“Well, nothing is sure but death and taxes, you must remember. Even the Mammoth Trust might go under, so don’t regard your fifty thousand as velvet and take some wild flyer with it, without consulting Foulkes or me.” George checked himself with a sheepish grin. “There I go preaching again! I vow I won’t any more—Say! That waiter has been hovering about for the last twenty minutes. What are we going to have?”

Dinner ordered, the conversation turned upon their forthcoming expedition, and as the meal progressed all of Storm’s wonted self-confidence returned to him in full measure. These vague fears about old George and his suspicions were nothing but the chimera of exhausted nerves, and he was a fool to permit them to give him a moment’s disquietude. Millard and his damned wager had worked upon him, but Millard was an ass! The very way that he had fallen for Du Chainat proved—— Storm caught himself up in his chain of reasoning with a grimace of ironic disgust. He, too, had fallen for Du Chainat, and harder even than had Millard. Gad, was he getting so that he believed his own lies?

At any rate, the result of the wager was a foregone conclusion. He could not fail to carry on successfully to the end now; his plans had been laid too well! Not one single setback had occurred and no one, nothing could touch him. He could endure old George’s unadulterated company for a week or so, and the sojourn in the woods would steady his nerves and give him time to plan cool-headedly for the future.

By the time they returned, the Horton investigation would have slumped to a mere nominal affair, and soon thereafter he might announce his adherence to his original plan, to which George could then have no opposition to offer since his own suggestion would have failed of its object. Everything would work out smoothly, perfectly; the greatest stunt of the age would go through without a hitch; and it was all due to his foresight, his genius for detail! There was nothing he could not accomplish in the future, no one living who was his master; and the best of it all was that no one suspected his greatness! Not a living soul with whom he came in contact realized that he was other than a pleasant enough fellow, a gentleman born and bred but without much business head or executive ability; a tame, futile sort of person, who would never set the Thames on fire. God, it was the biggest joke perpetrated on the community since time began! It was almost too good to keep!

But as they left the grill and made their way to his rooms, in the midst of his exultation there came to him another dampening thought. Had George noticed the coincidence of his having been near the Grand Central Station at the very hour of Horton’s supposed arrival, as revealed by Colonel Walker’s unlucky chance remark? Storm dared not draw his attention to the coincidence itself if it had escaped him, yet a perverse instinct drove him on to ascertain if he had noted the significance of the date mentioned.

“Old Walker is putting on flesh again since demobilization took place,” he began tentatively. “I hear he has been hitting it up quite a little lately.”

“He is a pretty good fellow,” George replied tolerantly. “Likes to swagger and make out that he’s a regular devil, but there is no real harm in him.—Say, we’d better get some new G. lines, and if I were you I’d look over that four-and-a-half-ounce rod of yours.”

“That’s all right.” Storm returned insistently to his point. “I wonder who was giving the stag house-party up in Westchester for which the Colonel was bound when he hailed me?
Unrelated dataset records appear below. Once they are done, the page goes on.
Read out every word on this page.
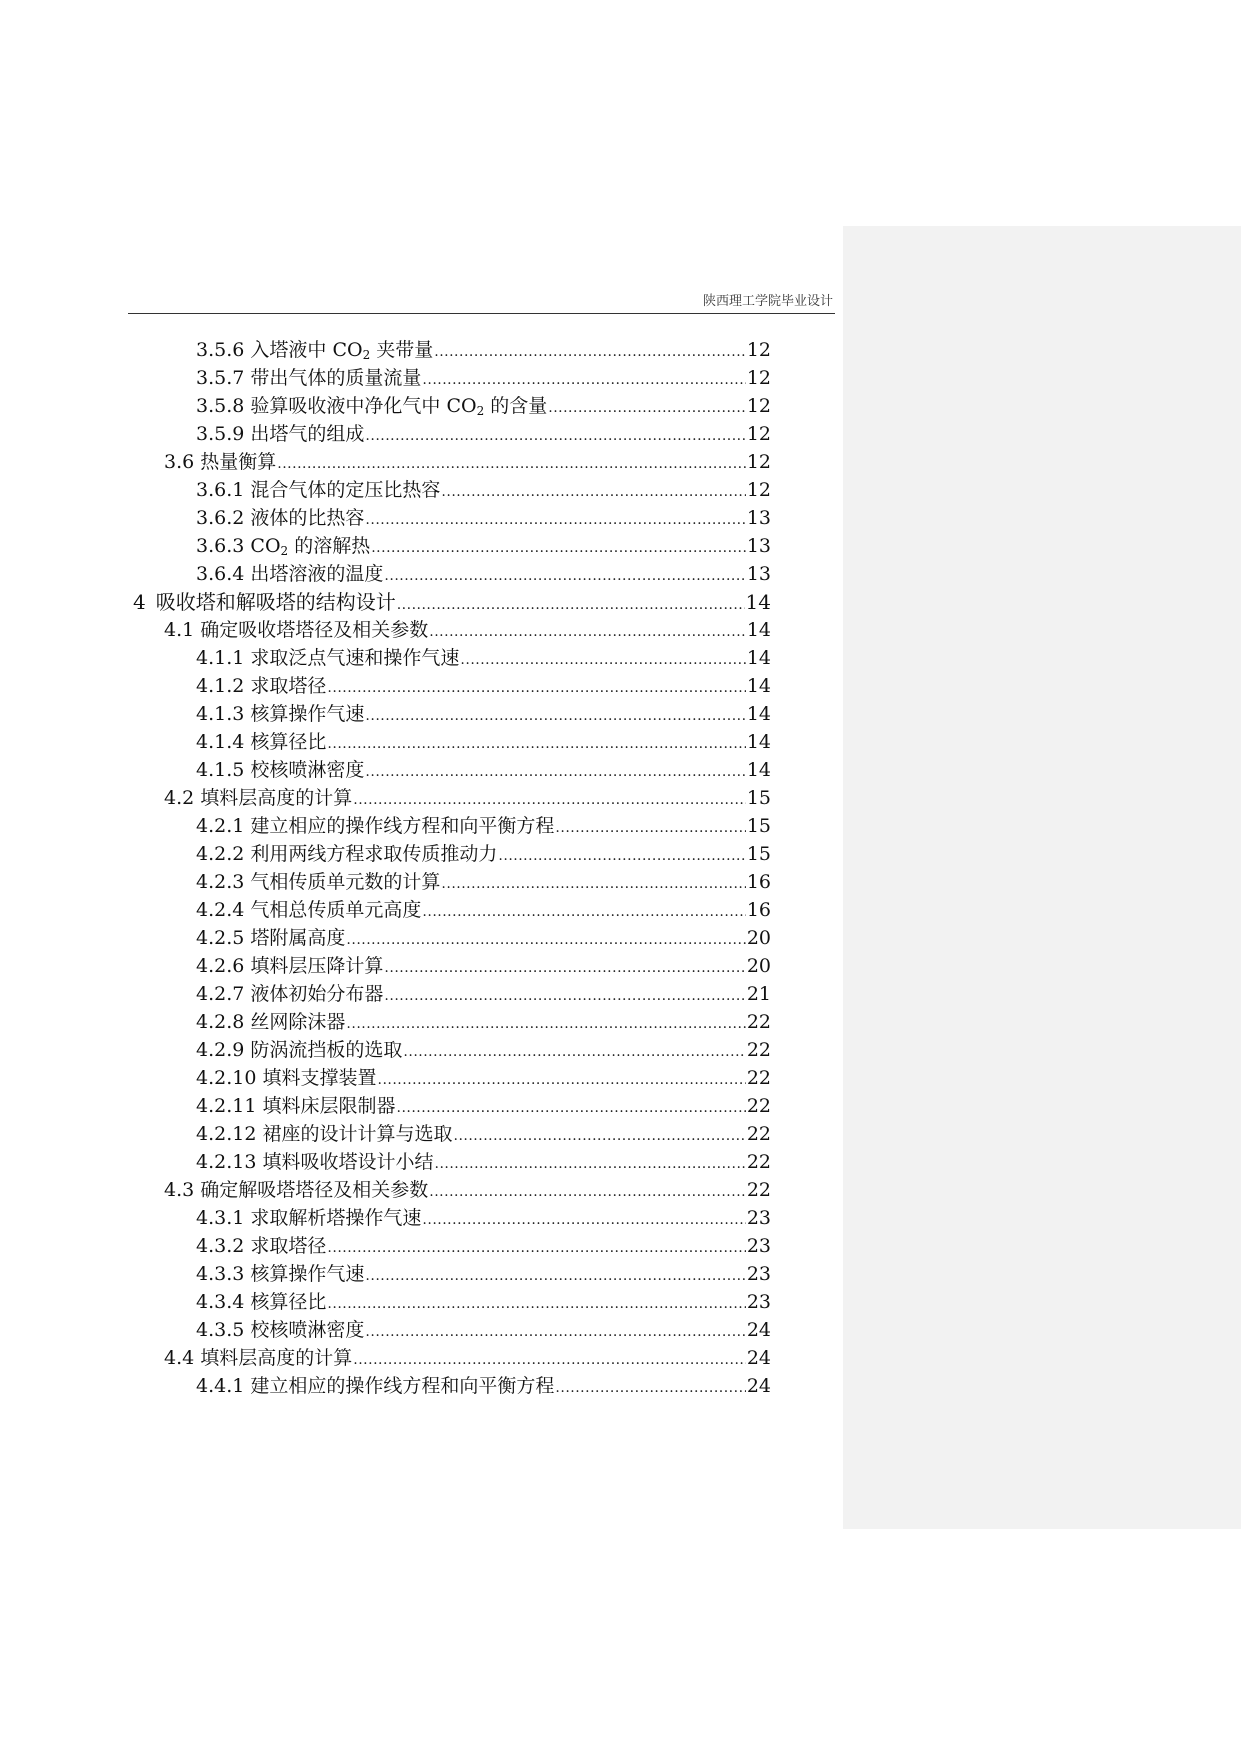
陕西理工学院毕业设计
3.5.6 入塔液中 $CO_2$ 夹带量 .....	12
3.5.7 带出气体的质量流量 .....	12
3.5.8 验算吸收液中净化气中 $CO_2$ 的含量 .....	12
3.5.9 出塔气的组成 .....	12
3.6 热量衡算 .....	12
3.6.1 混合气体的定压比热容 .....	12
3.6.2 液体的比热容 .....	13
3.6.3 $CO_2$ 的溶解热 .....	13
3.6.4 出塔溶液的温度 .....	13
4  吸收塔和解吸塔的结构设计 .....	14
4.1 确定吸收塔塔径及相关参数 .....	14
4.1.1 求取泛点气速和操作气速 .....	14
4.1.2 求取塔径 .....	14
4.1.3 核算操作气速 .....	14
4.1.4 核算径比 .....	14
4.1.5 校核喷淋密度 .....	14
4.2 填料层高度的计算 .....	15
4.2.1 建立相应的操作线方程和向平衡方程 .....	15
4.2.2 利用两线方程求取传质推动力 .....	15
4.2.3 气相传质单元数的计算 .....	16
4.2.4 气相总传质单元高度 .....	16
4.2.5 塔附属高度 .....	20
4.2.6 填料层压降计算 .....	20
4.2.7 液体初始分布器 .....	21
4.2.8 丝网除沫器 .....	22
4.2.9 防涡流挡板的选取 .....	22
4.2.10 填料支撑装置 .....	22
4.2.11 填料床层限制器 .....	22
4.2.12 裙座的设计计算与选取 .....	22
4.2.13 填料吸收塔设计小结 .....	22
4.3 确定解吸塔塔径及相关参数 .....	22
4.3.1 求取解析塔操作气速 .....	23
4.3.2 求取塔径 .....	23
4.3.3 核算操作气速 .....	23
4.3.4 核算径比 .....	23
4.3.5 校核喷淋密度 .....	24
4.4 填料层高度的计算 .....	24
4.4.1 建立相应的操作线方程和向平衡方程 .....	24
Odd that I should not have heard him, for he bellows like a bull.”

“Oh, well, in a crowd——” George’s tone was absent and he broke off to announce with vigor. “I’ll tell you one thing; if you expect any luck you had better get a Montreal or two. The pet Parmachini Belle of yours would make any bass in the lake give you a laugh!”

Another dangerous chance eliminated!——Danger? Storm chuckled with amusement at the thought. To test old George further was like taking milk from a blind kitten! Only a miracle could harm him now and the age of miracles was past. He was invincible, indeed!